Think of the many work-a-day occupations that require infinitely more gameness, more real fortitude and courage than any form of sport! The engineer of the fast express, the steel worker on the spidery scaffolding of a tall building, the miner, have to daily display more gameness than any professional or amateur athlete was ever called upon to exercise.
The surgeon who goes into the operating room for a delicate operation on which life depends has to have more gameness than any athlete will EVER be required to show by any situation in sport.
As a matter of fact, what is called gameness in many athletic events is often the result of INSTINCT. Sometimes they don't fully realize what they are doing. If they had to THINK over their performances, as the surgeon must think, they might not be so game. Many a fighter has gotten up off the floor and blindly lashed his way to victory; gaining credit for gameness, when he was really prompted by INSTINCT.

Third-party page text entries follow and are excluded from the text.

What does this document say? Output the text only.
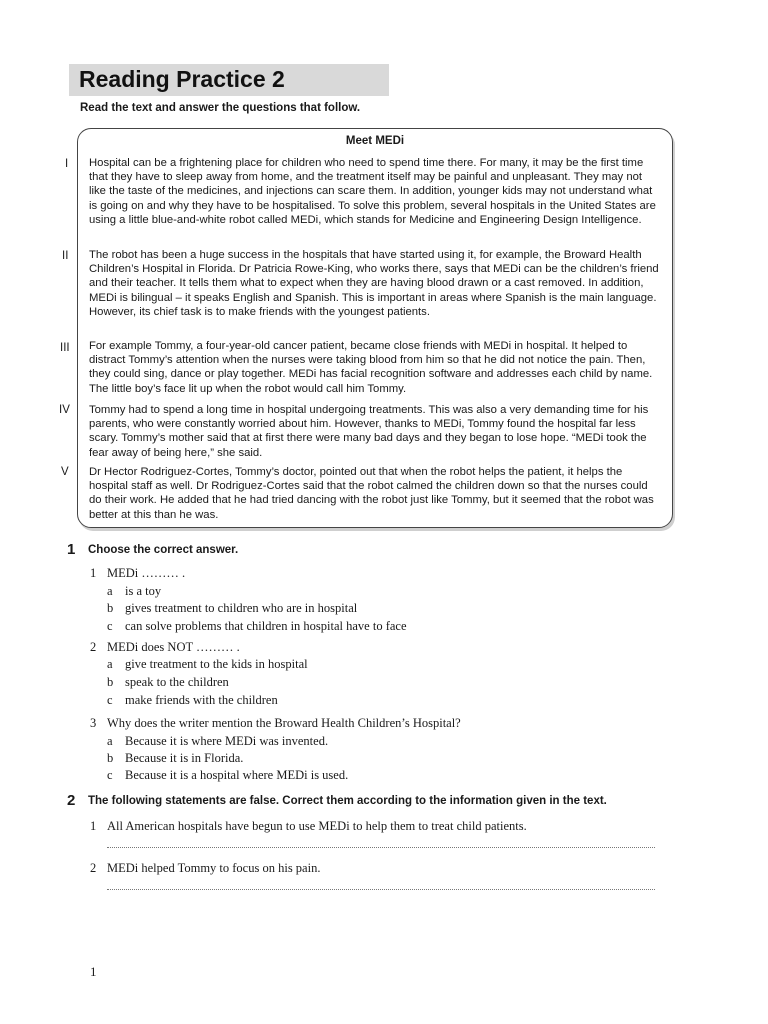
Reading Practice 2
Read the text and answer the questions that follow.
Meet MEDi
I Hospital can be a frightening place for children who need to spend time there. For many, it may be the first time that they have to sleep away from home, and the treatment itself may be painful and unpleasant. They may not like the taste of the medicines, and injections can scare them. In addition, younger kids may not understand what is going on and why they have to be hospitalised. To solve this problem, several hospitals in the United States are using a little blue-and-white robot called MEDi, which stands for Medicine and Engineering Design Intelligence.

II The robot has been a huge success in the hospitals that have started using it, for example, the Broward Health Children’s Hospital in Florida. Dr Patricia Rowe-King, who works there, says that MEDi can be the children’s friend and their teacher. It tells them what to expect when they are having blood drawn or a cast removed. In addition, MEDi is bilingual – it speaks English and Spanish. This is important in areas where Spanish is the main language. However, its chief task is to make friends with the youngest patients.

III For example Tommy, a four-year-old cancer patient, became close friends with MEDi in hospital. It helped to distract Tommy’s attention when the nurses were taking blood from him so that he did not notice the pain. Then, they could sing, dance or play together. MEDi has facial recognition software and addresses each child by name. The little boy’s face lit up when the robot would call him Tommy.

IV Tommy had to spend a long time in hospital undergoing treatments. This was also a very demanding time for his parents, who were constantly worried about him. However, thanks to MEDi, Tommy found the hospital far less scary. Tommy’s mother said that at first there were many bad days and they began to lose hope. “MEDi took the fear away of being here,” she said.

V Dr Hector Rodriguez-Cortes, Tommy’s doctor, pointed out that when the robot helps the patient, it helps the hospital staff as well. Dr Rodriguez-Cortes said that the robot calmed the children down so that the nurses could do their work. He added that he had tried dancing with the robot just like Tommy, but it seemed that the robot was better at this than he was.

1 Choose the correct answer.
1 MEDi ……… .
a is a toy
b gives treatment to children who are in hospital
c can solve problems that children in hospital have to face
2 MEDi does NOT ……… .
a give treatment to the kids in hospital
b speak to the children
c make friends with the children
3 Why does the writer mention the Broward Health Children’s Hospital?
a Because it is where MEDi was invented.
b Because it is in Florida.
c Because it is a hospital where MEDi is used.
2 The following statements are false. Correct them according to the information given in the text.
1 All American hospitals have begun to use MEDi to help them to treat child patients.
2 MEDi helped Tommy to focus on his pain.
1
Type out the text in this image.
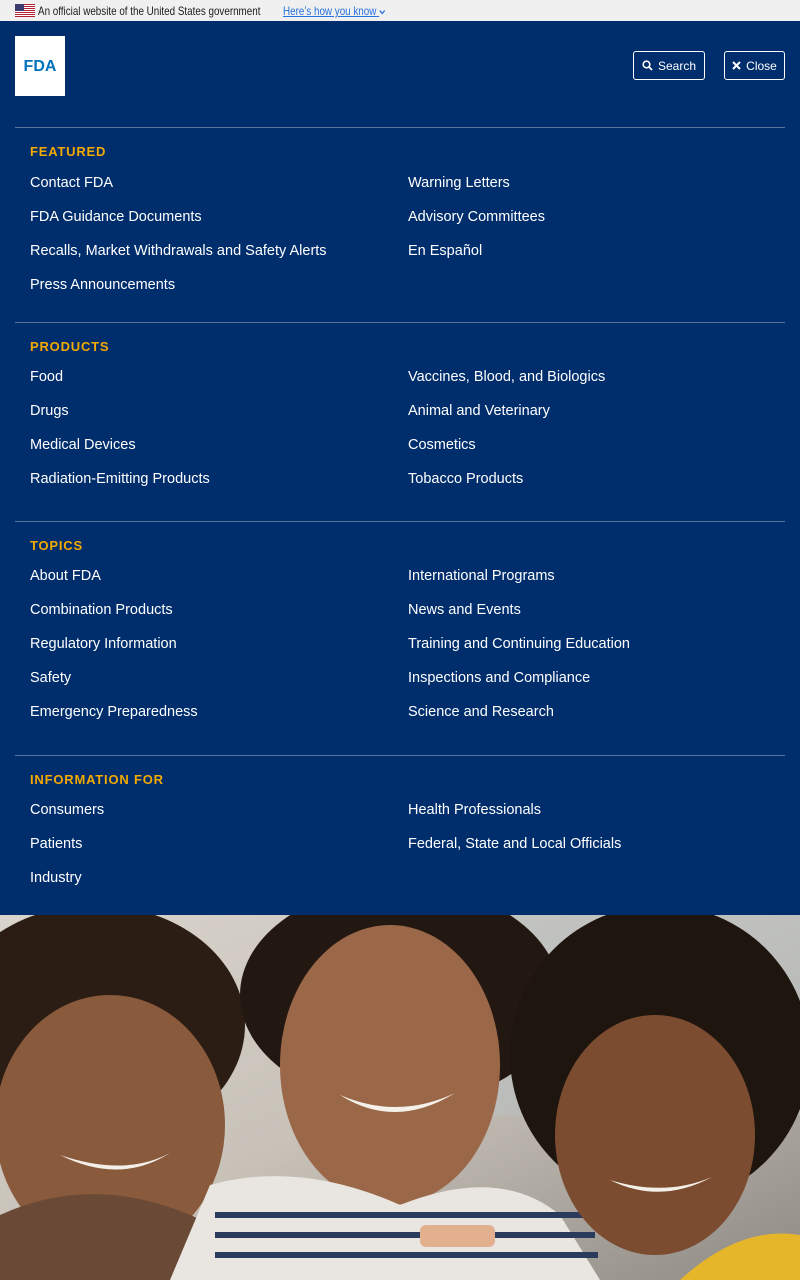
An official website of the United States government Here’s how you know
FDA	Search	Close
FEATURED
Contact FDA
FDA Guidance Documents
Recalls, Market Withdrawals and Safety Alerts
Press Announcements
Warning Letters
Advisory Committees
En Español
PRODUCTS
Food
Drugs
Medical Devices
Radiation-Emitting Products
Vaccines, Blood, and Biologics
Animal and Veterinary
Cosmetics
Tobacco Products
TOPICS
About FDA
Combination Products
Regulatory Information
Safety
Emergency Preparedness
International Programs
News and Events
Training and Continuing Education
Inspections and Compliance
Science and Research
INFORMATION FOR
Consumers
Patients
Industry
Health Professionals
Federal, State and Local Officials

Young gentlemen, gameness-courage-is a wonderful asset. But don't make the mistake of thinking it is confined to sport. You can see higher examples of real gameness all around you-BUT YOU WON'T HEAR ANY CHEERING!
The writer has known of football players who were badly injured yet continued to play the game. He has known of at least two who had their spines hurt, and who played with their bodies in plaster casts and braces. He has known of a number who played with broken ribs, their bodies tightly wrapped.
Strange as it may seem, the writer does not consider this gameness. He considers it needless foolishness. He denies the right of any sport to ask physical sacrifice in this manner. He denies the right of any man to thus willfully jeopardize to permanent injury the body given to him by his Creator in the interest of mere sport.
Sports writers frequently call outstanding players in football or baseball games HEROES. Of course they aren't heroes. Nor are they anything approaching heroes. This writer has long been one of the most consistent offenders of the use of this word. He is properly brought to task by Mr. J.E. Boyle, of 958 Sixteenth Avenue North, Seattle, Wash.
Mr. Boyle quotes the Century Dictionary, which says a hero is a man who displays fortitude, valor and intrepidity in the face of danger. Mr. Boyle understands danger involves the possible loss of life or limb. The tendency (Mr. Boyle says) to use the word in connection with sport has been growing rapidly, and it seems to me it is cheapening one of the grand words of the English language. ‘In the interest of truth and accuracy, the word should not be used in describing sports events.'
Of course the gentleman is quite right. Sports events never present occasions which demand fortitude, intrepidity and valor to the extent of the full meaning of the word hero. The writer promises Mr. Boyle he will not again offend.
What is a hero? Mr. Boyle tells you. Three girls and three boys start out on a cruise on Lake Washington, Seattle, in a twenty-five foot sail boat. The boat is swamped in rough water. All in the part can swim, but one girl has a weak heart and succumbs to the sudden shock of the disaster.
The three boys and one girl go to her assistance, the third girl swimming for shore. The drowning girl sinks; two of the boys go down to watery graves. One boy and a girl are left afloat. She manages to grasp a life preserver, calls on the boy to join her. He sees that the preserver cannot support them both.
"Goodby [sic], Olive,' he calls. THAT is a hero!"